Independent validation of RNA editing events with variant peptide support

Across the four different MS datasets, we identified 9 unique RNA editing sites with variant peptide evidence (Table 1). Among them, editing at COPA_I164V and IGFBP_R78G was identified in 11 out of the 36 BRCA MS sets, and COPA_I164V was the only one identified in the four different tumor datasets (Table 1). As expected, these 9 editing sites tended to have a higher editing level (i.e., the proportion of edited reads among total mapped reads at the specific site of a given sample) and reside in genes with a higher expression than RNA editing sites without detected variant peptides (Figure S2A–C). In terms of predicted functional effects, RNA editing sites with variant peptide support were not more impactful than those without variant peptide support (Figure S2D). However, 4 of the RNA editing sites with variant peptide support (COG3_I635V, COPA_I164V, FLNB_Q2327R, and IGFBP7_R78G) have been previously reported in humans and mice (Pinto et al., 2014). We next validated editing signals at these sites using two independent approaches. First, using an RNA editing fingerprint assay (Crews et al., 2015), we validated 5 of these editing sites in a breast cancer cell line, Hs578T (Figure 2A). Second, we perturbed the expression of ADAR1 and ADAR2 in this cell line. Based on RNA-seq data upon overexpression or siRNA knockdown of specific ADAR enzymes, we observed dramatic changes in editing levels in all 6 sites with sufficient coverage (Figure 2B and Figure S3). Thus, these two approaches validated 7 out of 9 RNA editing sites, with 4 sites confirmed by both approaches (COG3_I635V, COPA_I164V, FLNB_Q2327R, and IFI30_T223A). Furthermore, these perturbation experiments revealed the ADAR enzymes responsible for observed editing signals: ADAR1 was responsible for EEF1A1_T104A and SERPINB6_E337G; ADAR2 was responsible for COG3_I635V, COPA_I164V, FLNB_Q2327R and IGFBP7_R78G; and both ADAR1 and ADAR2 contributed to editing of IFI30_T223A (Figure 2A, 2B). Collectively, these results provide independent evidence for 7 RNA editing sites that contributed to the vast majority of editing-introduced variant peptides identified (i.e., 28/34 in BRCA). The corresponding editing changes at the remaining two sites (EEF1A1_I90V and HSP90AB1_K550R) were not validated in the cell line surveyed potentially due to their low editing level (e.g., < 1%).
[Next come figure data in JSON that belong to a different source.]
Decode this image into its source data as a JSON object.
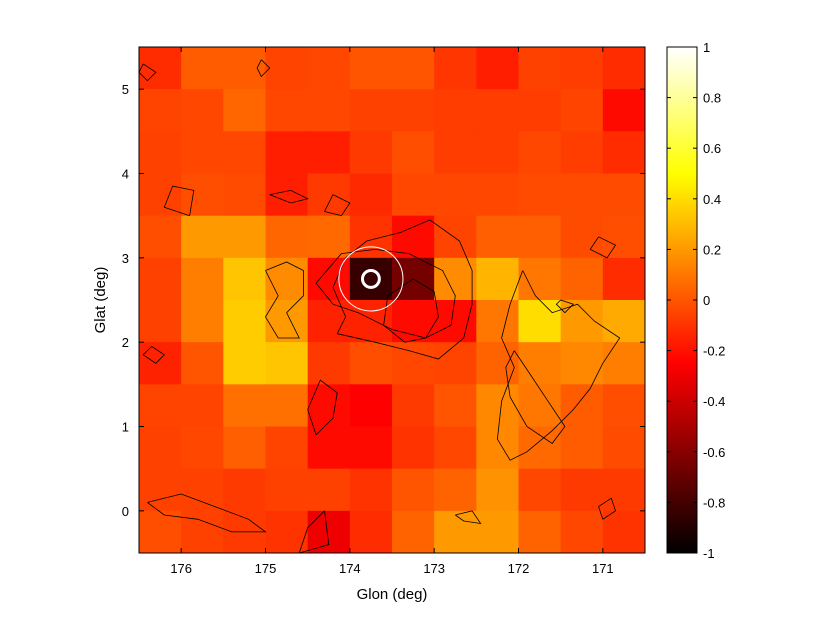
{
  "chart_data": {
    "type": "heatmap",
    "title": "",
    "xlabel": "Glon (deg)",
    "ylabel": "Glat (deg)",
    "xlim": [
      176.5,
      170.5
    ],
    "ylim": [
      -0.5,
      5.5
    ],
    "x_reversed": true,
    "grid": false,
    "xticks": [
      176,
      175,
      174,
      173,
      172,
      171
    ],
    "yticks": [
      0,
      1,
      2,
      3,
      4,
      5
    ],
    "x_tick_labels": [
      "176",
      "175",
      "174",
      "173",
      "172",
      "171"
    ],
    "y_tick_labels": [
      "0",
      "1",
      "2",
      "3",
      "4",
      "5"
    ],
    "pixel_size_deg": 0.5,
    "cell_x_centers": [
      176.25,
      175.75,
      175.25,
      174.75,
      174.25,
      173.75,
      173.25,
      172.75,
      172.25,
      171.75,
      171.25,
      170.75
    ],
    "cell_y_centers": [
      5.25,
      4.75,
      4.25,
      3.75,
      3.25,
      2.75,
      2.25,
      1.75,
      1.25,
      0.75,
      0.25,
      -0.25
    ],
    "values_note": "rows top to bottom (Glat 5.25 to -0.25), columns left to right (Glon 176.25 to 170.75)",
    "values": [
      [
        -0.12,
        0.02,
        0.02,
        -0.05,
        -0.04,
        0.0,
        0.0,
        -0.09,
        -0.16,
        -0.06,
        -0.07,
        -0.12
      ],
      [
        -0.05,
        -0.04,
        0.05,
        -0.04,
        -0.04,
        -0.06,
        -0.06,
        -0.07,
        -0.07,
        -0.07,
        -0.05,
        -0.22
      ],
      [
        -0.06,
        -0.04,
        -0.04,
        -0.16,
        -0.16,
        -0.08,
        -0.02,
        -0.07,
        -0.07,
        -0.04,
        -0.07,
        -0.12
      ],
      [
        -0.06,
        -0.02,
        -0.03,
        -0.16,
        -0.08,
        -0.13,
        -0.04,
        -0.04,
        -0.04,
        -0.03,
        -0.03,
        -0.03
      ],
      [
        -0.02,
        0.2,
        0.2,
        0.05,
        0.06,
        -0.1,
        -0.22,
        -0.05,
        0.03,
        0.03,
        -0.03,
        -0.02
      ],
      [
        -0.06,
        0.12,
        0.33,
        0.16,
        -0.22,
        -0.84,
        -0.66,
        0.16,
        0.28,
        0.1,
        0.04,
        -0.12
      ],
      [
        -0.06,
        0.12,
        0.35,
        0.2,
        -0.15,
        -0.15,
        -0.22,
        -0.22,
        0.1,
        0.4,
        0.2,
        0.25
      ],
      [
        -0.15,
        0.0,
        0.35,
        0.33,
        -0.08,
        -0.02,
        -0.04,
        -0.05,
        0.04,
        0.12,
        0.15,
        0.12
      ],
      [
        -0.05,
        -0.05,
        0.08,
        0.08,
        -0.22,
        -0.25,
        -0.08,
        0.0,
        0.15,
        0.1,
        0.02,
        -0.02
      ],
      [
        -0.06,
        -0.04,
        0.03,
        -0.05,
        -0.22,
        -0.22,
        -0.1,
        -0.04,
        0.15,
        0.06,
        0.02,
        -0.03
      ],
      [
        -0.06,
        -0.06,
        -0.08,
        -0.06,
        -0.06,
        -0.1,
        0.0,
        0.04,
        0.18,
        -0.04,
        -0.08,
        -0.08
      ],
      [
        -0.02,
        -0.06,
        -0.08,
        -0.1,
        -0.3,
        -0.12,
        0.04,
        0.2,
        0.2,
        0.04,
        -0.04,
        -0.1
      ]
    ],
    "colormap": "hot",
    "colorbar": {
      "range": [
        -1,
        1
      ],
      "placement": "right",
      "ticks": [
        -1,
        -0.8,
        -0.6,
        -0.4,
        -0.2,
        0,
        0.2,
        0.4,
        0.6,
        0.8,
        1
      ],
      "tick_labels": [
        "-1",
        "-0.8",
        "-0.6",
        "-0.4",
        "-0.2",
        "0",
        "0.2",
        "0.4",
        "0.6",
        "0.8",
        "1"
      ]
    },
    "markers": [
      {
        "type": "circle",
        "glon": 173.75,
        "glat": 2.75,
        "radius_deg": 0.1,
        "color": "#ffffff",
        "style": "thick"
      },
      {
        "type": "circle",
        "glon": 173.75,
        "glat": 2.75,
        "radius_deg": 0.38,
        "color": "#ffffff",
        "style": "thin"
      }
    ],
    "contours": [
      {
        "name": "central",
        "points": [
          [
            174.15,
            2.1
          ],
          [
            174.05,
            2.3
          ],
          [
            174.2,
            2.65
          ],
          [
            174.05,
            3.0
          ],
          [
            173.8,
            3.2
          ],
          [
            173.4,
            3.3
          ],
          [
            173.05,
            3.45
          ],
          [
            172.7,
            3.2
          ],
          [
            172.55,
            2.85
          ],
          [
            172.55,
            2.45
          ],
          [
            172.65,
            2.05
          ],
          [
            172.95,
            1.8
          ],
          [
            173.3,
            1.9
          ],
          [
            173.7,
            2.0
          ],
          [
            174.15,
            2.1
          ]
        ]
      },
      {
        "name": "central-inner",
        "points": [
          [
            174.4,
            2.7
          ],
          [
            174.1,
            3.05
          ],
          [
            173.7,
            3.1
          ],
          [
            173.3,
            3.05
          ],
          [
            172.9,
            2.85
          ],
          [
            172.75,
            2.55
          ],
          [
            172.8,
            2.2
          ],
          [
            173.1,
            2.05
          ],
          [
            173.5,
            2.15
          ],
          [
            173.9,
            2.35
          ],
          [
            174.2,
            2.45
          ],
          [
            174.4,
            2.7
          ]
        ]
      },
      {
        "name": "central-core",
        "points": [
          [
            173.6,
            2.2
          ],
          [
            173.35,
            2.0
          ],
          [
            173.1,
            2.05
          ],
          [
            172.95,
            2.3
          ],
          [
            173.0,
            2.6
          ],
          [
            173.25,
            2.75
          ],
          [
            173.55,
            2.55
          ],
          [
            173.6,
            2.2
          ]
        ]
      },
      {
        "name": "left-west",
        "points": [
          [
            175.0,
            2.85
          ],
          [
            174.75,
            2.95
          ],
          [
            174.55,
            2.85
          ],
          [
            174.55,
            2.55
          ],
          [
            174.75,
            2.35
          ],
          [
            174.6,
            2.05
          ],
          [
            174.85,
            2.05
          ],
          [
            175.0,
            2.3
          ],
          [
            174.85,
            2.55
          ],
          [
            175.0,
            2.85
          ]
        ]
      },
      {
        "name": "east-band",
        "points": [
          [
            171.95,
            2.85
          ],
          [
            171.8,
            2.55
          ],
          [
            171.6,
            2.35
          ],
          [
            171.3,
            2.45
          ],
          [
            171.1,
            2.25
          ],
          [
            170.8,
            2.05
          ],
          [
            171.0,
            1.75
          ],
          [
            171.15,
            1.45
          ],
          [
            171.35,
            1.2
          ],
          [
            171.6,
            0.95
          ],
          [
            171.9,
            0.7
          ],
          [
            172.1,
            0.6
          ],
          [
            172.25,
            0.85
          ],
          [
            172.2,
            1.3
          ],
          [
            172.05,
            1.7
          ],
          [
            172.2,
            2.05
          ],
          [
            172.1,
            2.45
          ],
          [
            171.95,
            2.85
          ]
        ]
      },
      {
        "name": "east-inner",
        "points": [
          [
            172.05,
            1.9
          ],
          [
            171.85,
            1.6
          ],
          [
            171.65,
            1.3
          ],
          [
            171.45,
            1.0
          ],
          [
            171.6,
            0.8
          ],
          [
            171.9,
            1.0
          ],
          [
            172.1,
            1.35
          ],
          [
            172.15,
            1.7
          ],
          [
            172.05,
            1.9
          ]
        ]
      },
      {
        "name": "north-left",
        "points": [
          [
            175.9,
            3.5
          ],
          [
            176.2,
            3.6
          ],
          [
            176.1,
            3.85
          ],
          [
            175.85,
            3.8
          ],
          [
            175.9,
            3.5
          ]
        ]
      },
      {
        "name": "north-mid",
        "points": [
          [
            174.95,
            3.75
          ],
          [
            174.7,
            3.8
          ],
          [
            174.5,
            3.7
          ],
          [
            174.7,
            3.65
          ],
          [
            174.95,
            3.75
          ]
        ]
      },
      {
        "name": "north-mid-2",
        "points": [
          [
            174.2,
            3.75
          ],
          [
            174.0,
            3.65
          ],
          [
            174.1,
            3.5
          ],
          [
            174.3,
            3.55
          ],
          [
            174.2,
            3.75
          ]
        ]
      },
      {
        "name": "northeast-blob",
        "points": [
          [
            171.05,
            3.25
          ],
          [
            170.85,
            3.15
          ],
          [
            170.95,
            3.0
          ],
          [
            171.15,
            3.1
          ],
          [
            171.05,
            3.25
          ]
        ]
      },
      {
        "name": "east-small",
        "points": [
          [
            171.5,
            2.5
          ],
          [
            171.35,
            2.45
          ],
          [
            171.45,
            2.35
          ],
          [
            171.55,
            2.45
          ],
          [
            171.5,
            2.5
          ]
        ]
      },
      {
        "name": "west-small",
        "points": [
          [
            176.35,
            1.95
          ],
          [
            176.2,
            1.85
          ],
          [
            176.3,
            1.75
          ],
          [
            176.45,
            1.85
          ],
          [
            176.35,
            1.95
          ]
        ]
      },
      {
        "name": "south-left",
        "points": [
          [
            176.4,
            0.1
          ],
          [
            176.0,
            0.2
          ],
          [
            175.6,
            0.05
          ],
          [
            175.2,
            -0.1
          ],
          [
            175.0,
            -0.25
          ],
          [
            175.4,
            -0.25
          ],
          [
            175.8,
            -0.1
          ],
          [
            176.2,
            -0.05
          ],
          [
            176.4,
            0.1
          ]
        ]
      },
      {
        "name": "south-mid",
        "points": [
          [
            174.3,
            0.0
          ],
          [
            174.5,
            -0.2
          ],
          [
            174.6,
            -0.5
          ],
          [
            174.25,
            -0.4
          ],
          [
            174.3,
            0.0
          ]
        ]
      },
      {
        "name": "south-center",
        "points": [
          [
            172.75,
            -0.05
          ],
          [
            172.55,
            0.0
          ],
          [
            172.45,
            -0.15
          ],
          [
            172.65,
            -0.12
          ],
          [
            172.75,
            -0.05
          ]
        ]
      },
      {
        "name": "middle-small",
        "points": [
          [
            174.4,
            0.9
          ],
          [
            174.2,
            1.1
          ],
          [
            174.15,
            1.4
          ],
          [
            174.35,
            1.55
          ],
          [
            174.5,
            1.2
          ],
          [
            174.4,
            0.9
          ]
        ]
      },
      {
        "name": "southeast-small",
        "points": [
          [
            171.0,
            -0.1
          ],
          [
            170.85,
            0.0
          ],
          [
            170.9,
            0.15
          ],
          [
            171.05,
            0.05
          ],
          [
            171.0,
            -0.1
          ]
        ]
      },
      {
        "name": "top-small",
        "points": [
          [
            175.05,
            5.35
          ],
          [
            174.95,
            5.25
          ],
          [
            175.05,
            5.15
          ],
          [
            175.1,
            5.25
          ],
          [
            175.05,
            5.35
          ]
        ]
      },
      {
        "name": "top-left-corner",
        "points": [
          [
            176.45,
            5.3
          ],
          [
            176.3,
            5.2
          ],
          [
            176.4,
            5.1
          ],
          [
            176.5,
            5.2
          ],
          [
            176.45,
            5.3
          ]
        ]
      }
    ]
  }
}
Figure 2. Experimental validation of RNA editing events with peptide support at the RNA level.

Figure 2

(A) The relative expression (top) and the editing level changes (bottom) after transfection of wild-type ADAR enzymes (ADAR1/2 WT) and catalytically-inactive ADAR enzymes (ADAR1/2 MUT), GFP serves as negative control. Error bars denote ± SD. (B) ADAR-perturbed RNA-seq experiment. The editing levels of the six RNA editing sites with sufficient coverage (×10) in different perturbed conditions, and GFP, mock and RISC_free served as negative controls. See also Figure S2, Figure S3.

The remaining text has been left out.